According to computer scientists from the Georgia Institute of Technology and Google Brain -- Google's artificial intelligence research arm -- the task of dressing up is quite complex and involves several different physical interactions between the character and his or her clothing, primarily guided by the person's sense of touch.
‘In the fast moving world, the task of dressing up in a short span has become quite complex. This newly developed technology is more likely to help humans in the future.’
The team leveraged simulation to teach a neural network to accomplish the complex tasks of dressing by breaking down the task into smaller pieces with well-defined goals.
It allowed the character to try the task thousands of times and providing reward or penalty signals when the character tries beneficial or detrimental changes to its policy.
The researchers' method then updates the neural network one step at a time to make the discovered positive changes more likely to occur in the future.

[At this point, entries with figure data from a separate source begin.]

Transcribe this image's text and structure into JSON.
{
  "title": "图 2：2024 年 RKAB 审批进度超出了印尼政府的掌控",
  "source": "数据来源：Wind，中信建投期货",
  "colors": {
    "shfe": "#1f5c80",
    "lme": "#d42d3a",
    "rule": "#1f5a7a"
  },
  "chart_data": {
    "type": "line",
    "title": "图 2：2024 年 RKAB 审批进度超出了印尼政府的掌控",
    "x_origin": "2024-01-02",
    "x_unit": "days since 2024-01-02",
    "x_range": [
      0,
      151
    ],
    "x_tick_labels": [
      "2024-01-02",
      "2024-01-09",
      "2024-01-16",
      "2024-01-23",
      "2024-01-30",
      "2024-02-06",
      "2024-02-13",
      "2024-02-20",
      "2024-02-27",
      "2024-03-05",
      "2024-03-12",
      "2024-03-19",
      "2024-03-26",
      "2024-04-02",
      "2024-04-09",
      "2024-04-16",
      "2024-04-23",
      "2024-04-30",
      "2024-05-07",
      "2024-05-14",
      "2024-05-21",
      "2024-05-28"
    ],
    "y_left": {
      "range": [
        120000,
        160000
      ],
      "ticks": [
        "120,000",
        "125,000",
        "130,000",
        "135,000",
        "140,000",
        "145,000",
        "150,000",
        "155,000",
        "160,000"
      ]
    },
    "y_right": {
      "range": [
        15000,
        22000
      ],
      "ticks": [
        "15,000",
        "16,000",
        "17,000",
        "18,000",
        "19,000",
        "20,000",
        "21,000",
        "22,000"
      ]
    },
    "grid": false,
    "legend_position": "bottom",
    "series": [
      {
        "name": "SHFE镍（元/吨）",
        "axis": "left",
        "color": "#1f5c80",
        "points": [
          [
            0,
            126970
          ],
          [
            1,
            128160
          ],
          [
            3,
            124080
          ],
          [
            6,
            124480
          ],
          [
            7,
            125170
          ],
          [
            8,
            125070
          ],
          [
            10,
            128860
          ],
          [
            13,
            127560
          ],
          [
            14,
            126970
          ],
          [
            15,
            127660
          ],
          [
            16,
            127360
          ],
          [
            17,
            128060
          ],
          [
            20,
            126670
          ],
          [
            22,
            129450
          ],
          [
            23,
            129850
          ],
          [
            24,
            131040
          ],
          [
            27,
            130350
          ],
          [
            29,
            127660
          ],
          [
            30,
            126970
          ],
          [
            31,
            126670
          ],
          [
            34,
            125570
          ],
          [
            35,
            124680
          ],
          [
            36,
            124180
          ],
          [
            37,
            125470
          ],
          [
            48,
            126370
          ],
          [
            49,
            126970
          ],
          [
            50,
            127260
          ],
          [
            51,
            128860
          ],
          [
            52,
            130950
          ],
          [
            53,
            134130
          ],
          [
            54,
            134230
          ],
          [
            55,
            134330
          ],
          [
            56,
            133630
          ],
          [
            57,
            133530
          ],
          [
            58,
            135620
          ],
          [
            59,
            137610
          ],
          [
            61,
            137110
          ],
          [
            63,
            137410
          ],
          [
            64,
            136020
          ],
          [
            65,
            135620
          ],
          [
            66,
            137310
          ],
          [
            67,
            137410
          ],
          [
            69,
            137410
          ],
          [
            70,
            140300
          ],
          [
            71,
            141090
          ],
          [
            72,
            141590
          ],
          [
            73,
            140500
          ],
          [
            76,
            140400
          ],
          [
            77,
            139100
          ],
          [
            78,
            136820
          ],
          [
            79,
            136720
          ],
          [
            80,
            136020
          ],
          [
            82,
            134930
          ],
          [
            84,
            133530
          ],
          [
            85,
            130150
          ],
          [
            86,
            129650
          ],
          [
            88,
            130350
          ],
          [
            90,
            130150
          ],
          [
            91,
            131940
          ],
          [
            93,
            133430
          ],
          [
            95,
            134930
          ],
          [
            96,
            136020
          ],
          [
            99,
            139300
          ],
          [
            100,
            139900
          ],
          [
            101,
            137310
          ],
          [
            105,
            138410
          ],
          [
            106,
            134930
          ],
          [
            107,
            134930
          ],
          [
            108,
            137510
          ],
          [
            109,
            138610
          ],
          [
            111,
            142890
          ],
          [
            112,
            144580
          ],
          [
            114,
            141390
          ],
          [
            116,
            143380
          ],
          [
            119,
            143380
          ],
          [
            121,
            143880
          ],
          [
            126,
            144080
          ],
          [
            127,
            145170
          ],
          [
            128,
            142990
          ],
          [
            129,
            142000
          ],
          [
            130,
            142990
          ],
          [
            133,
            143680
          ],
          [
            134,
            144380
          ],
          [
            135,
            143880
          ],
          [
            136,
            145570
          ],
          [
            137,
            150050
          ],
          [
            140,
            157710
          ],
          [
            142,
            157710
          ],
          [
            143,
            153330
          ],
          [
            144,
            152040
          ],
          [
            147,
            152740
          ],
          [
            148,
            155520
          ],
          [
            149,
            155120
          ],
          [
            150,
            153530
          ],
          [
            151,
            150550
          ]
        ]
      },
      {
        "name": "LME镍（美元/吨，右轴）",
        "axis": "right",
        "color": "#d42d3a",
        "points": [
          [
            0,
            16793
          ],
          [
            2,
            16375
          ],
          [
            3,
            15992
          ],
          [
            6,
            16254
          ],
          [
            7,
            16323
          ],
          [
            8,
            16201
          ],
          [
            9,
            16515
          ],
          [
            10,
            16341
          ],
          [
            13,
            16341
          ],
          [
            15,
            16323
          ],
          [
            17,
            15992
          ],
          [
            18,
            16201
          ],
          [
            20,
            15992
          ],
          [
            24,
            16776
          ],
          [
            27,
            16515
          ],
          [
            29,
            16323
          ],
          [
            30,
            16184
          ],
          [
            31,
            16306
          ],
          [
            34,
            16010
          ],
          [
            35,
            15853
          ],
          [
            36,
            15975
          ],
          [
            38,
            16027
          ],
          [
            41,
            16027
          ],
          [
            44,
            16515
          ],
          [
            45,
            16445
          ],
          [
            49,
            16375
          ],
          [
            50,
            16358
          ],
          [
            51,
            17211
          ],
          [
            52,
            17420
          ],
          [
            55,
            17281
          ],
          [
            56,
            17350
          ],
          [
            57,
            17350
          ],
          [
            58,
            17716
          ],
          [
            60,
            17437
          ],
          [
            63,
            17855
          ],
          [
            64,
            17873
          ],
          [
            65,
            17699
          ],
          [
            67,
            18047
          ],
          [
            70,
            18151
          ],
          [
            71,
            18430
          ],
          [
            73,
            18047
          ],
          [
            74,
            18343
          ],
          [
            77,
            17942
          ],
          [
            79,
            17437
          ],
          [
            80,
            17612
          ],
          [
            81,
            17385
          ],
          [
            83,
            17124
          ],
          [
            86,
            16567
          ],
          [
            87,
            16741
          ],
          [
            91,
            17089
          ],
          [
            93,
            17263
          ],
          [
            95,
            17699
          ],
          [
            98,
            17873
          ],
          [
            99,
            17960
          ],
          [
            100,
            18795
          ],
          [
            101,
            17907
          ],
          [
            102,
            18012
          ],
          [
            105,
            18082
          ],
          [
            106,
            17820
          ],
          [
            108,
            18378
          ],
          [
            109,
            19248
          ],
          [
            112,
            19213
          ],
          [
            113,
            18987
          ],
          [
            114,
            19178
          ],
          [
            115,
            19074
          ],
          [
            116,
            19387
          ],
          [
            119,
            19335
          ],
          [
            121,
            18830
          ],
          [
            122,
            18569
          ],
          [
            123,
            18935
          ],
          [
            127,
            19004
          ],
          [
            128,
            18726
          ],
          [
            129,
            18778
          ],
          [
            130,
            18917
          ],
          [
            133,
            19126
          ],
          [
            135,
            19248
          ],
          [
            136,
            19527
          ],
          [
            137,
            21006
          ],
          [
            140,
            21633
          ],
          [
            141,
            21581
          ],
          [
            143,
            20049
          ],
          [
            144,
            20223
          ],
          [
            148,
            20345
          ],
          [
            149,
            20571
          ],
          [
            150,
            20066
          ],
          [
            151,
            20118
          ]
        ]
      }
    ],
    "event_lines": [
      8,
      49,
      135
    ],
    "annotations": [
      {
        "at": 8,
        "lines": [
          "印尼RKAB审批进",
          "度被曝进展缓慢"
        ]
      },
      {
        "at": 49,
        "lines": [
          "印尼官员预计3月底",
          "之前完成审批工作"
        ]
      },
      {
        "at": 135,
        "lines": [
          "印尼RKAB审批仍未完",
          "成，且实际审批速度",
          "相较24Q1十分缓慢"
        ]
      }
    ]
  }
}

"We've opened the door to a new way of animating multi-step interaction tasks in complex environments using reinforcement learning," said lead author Alexander Clegg, a doctoral student at the Georgia Institute of Technology.
"There is still plenty of work to be done continuing down this path, allowing simulation to provide experience and practice for task training in a virtual world."
In the study, the researchers demonstrated their approach on several dressing tasks: putting on a t-shirt, throwing on a jacket and robot-assisted dressing of a sleeve.
With the trained neural network they were able to achieve complex re-enactment of a variety of ways an animated character puts on clothes. Key is incorporating the sense of touch into their framework to overcome the challenges in cloth simulation.
The researchers found that careful selection of the cloth observations and the reward functions in their trained network are crucial to the framework's success. As a result, this novel approach not only enables single dressing sequences but a character controller that can successfully dress under various conditions.
The team will present their work at SIGGRAPH Asia 2018 in Tokyo.